Today we celebrated Black History Month with the best combination: chicken and waffles! Crunchy, but moist fried chicken on top of a soft but structured waffle, all smothered in hot sauce and syrup almost magically hits the spot. The heat from the hot sauce combines with the sweetness of the syrup to make a one-two punch of flavor.
This tradition of mixing breakfast with dinner has several origins, my favorite begins in Harlem (my Mom's childhood home) at Wells Super Club in 1938 during the Harlem Renaissance when musicians, celebrities, and other late night revelers could not decide whether to order breakfast or dinner in the hours before dawn. This compromise has spread all over the country, with such famous eateries as Roscoe's House of Chicken and Waffles in L.A., Gladys Knight and Ron Winan Chicken and Waffles in Atlanta and of course Laura and Diane's Chicken and Waffles tonight in Salt Lake City!

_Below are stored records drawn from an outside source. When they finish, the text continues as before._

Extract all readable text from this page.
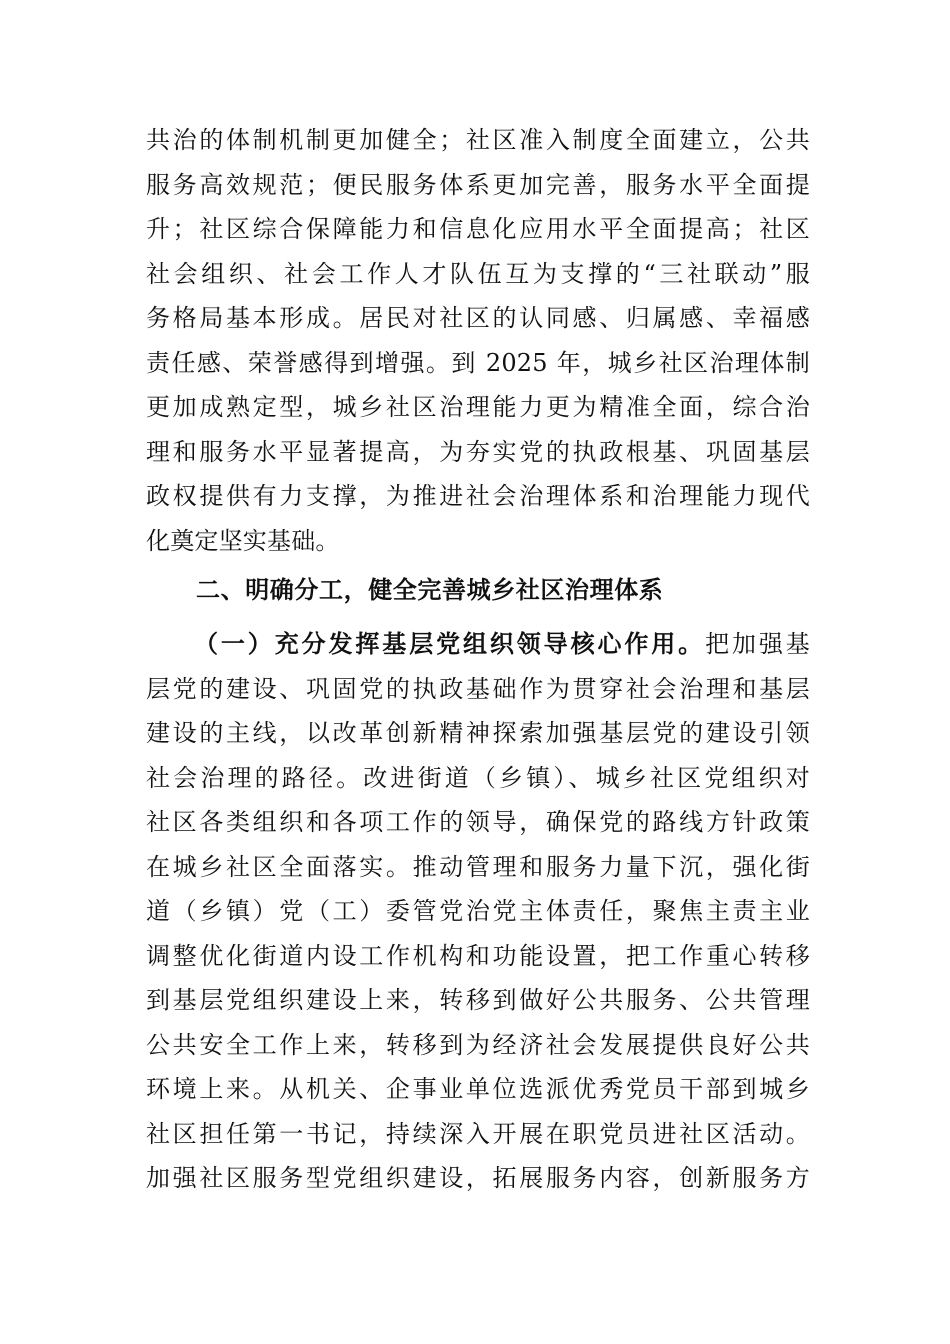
共治的体制机制更加健全；社区准入制度全面建立，公共
服务高效规范；便民服务体系更加完善，服务水平全面提
升；社区综合保障能力和信息化应用水平全面提高；社区
社会组织、社会工作人才队伍互为支撑的“三社联动”服
务格局基本形成。居民对社区的认同感、归属感、幸福感
责任感、荣誉感得到增强。到 2025 年，城乡社区治理体制
更加成熟定型，城乡社区治理能力更为精准全面，综合治
理和服务水平显著提高，为夯实党的执政根基、巩固基层
政权提供有力支撑，为推进社会治理体系和治理能力现代
化奠定坚实基础。
二、明确分工，健全完善城乡社区治理体系
（一）充分发挥基层党组织领导核心作用。把加强基
层党的建设、巩固党的执政基础作为贯穿社会治理和基层
建设的主线，以改革创新精神探索加强基层党的建设引领
社会治理的路径。改进街道（乡镇）、城乡社区党组织对
社区各类组织和各项工作的领导，确保党的路线方针政策
在城乡社区全面落实。推动管理和服务力量下沉，强化街
道（乡镇）党（工）委管党治党主体责任，聚焦主责主业
调整优化街道内设工作机构和功能设置，把工作重心转移
到基层党组织建设上来，转移到做好公共服务、公共管理
公共安全工作上来，转移到为经济社会发展提供良好公共
环境上来。从机关、企事业单位选派优秀党员干部到城乡
社区担任第一书记，持续深入开展在职党员进社区活动。
加强社区服务型党组织建设，拓展服务内容，创新服务方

For our house chicken we used the cider-brined fried chicken recipe from a previous post. This brine creates the moistest, juiciest and flavorful chicken, with cayenne pepper setting a beautiful sunset color and the flour-cornstarch mixture brings a fantastic crunch! Making waffles from scratch is always an option, perhaps use the waffle recipe we've posted here before. However, in a pinch, we used a Bellegem Waffle Mix to save time and we definitely were happy we did! These golden waffles were the perfect base for our tasty chicken.
This combination may seem unusual but nothing feels more right!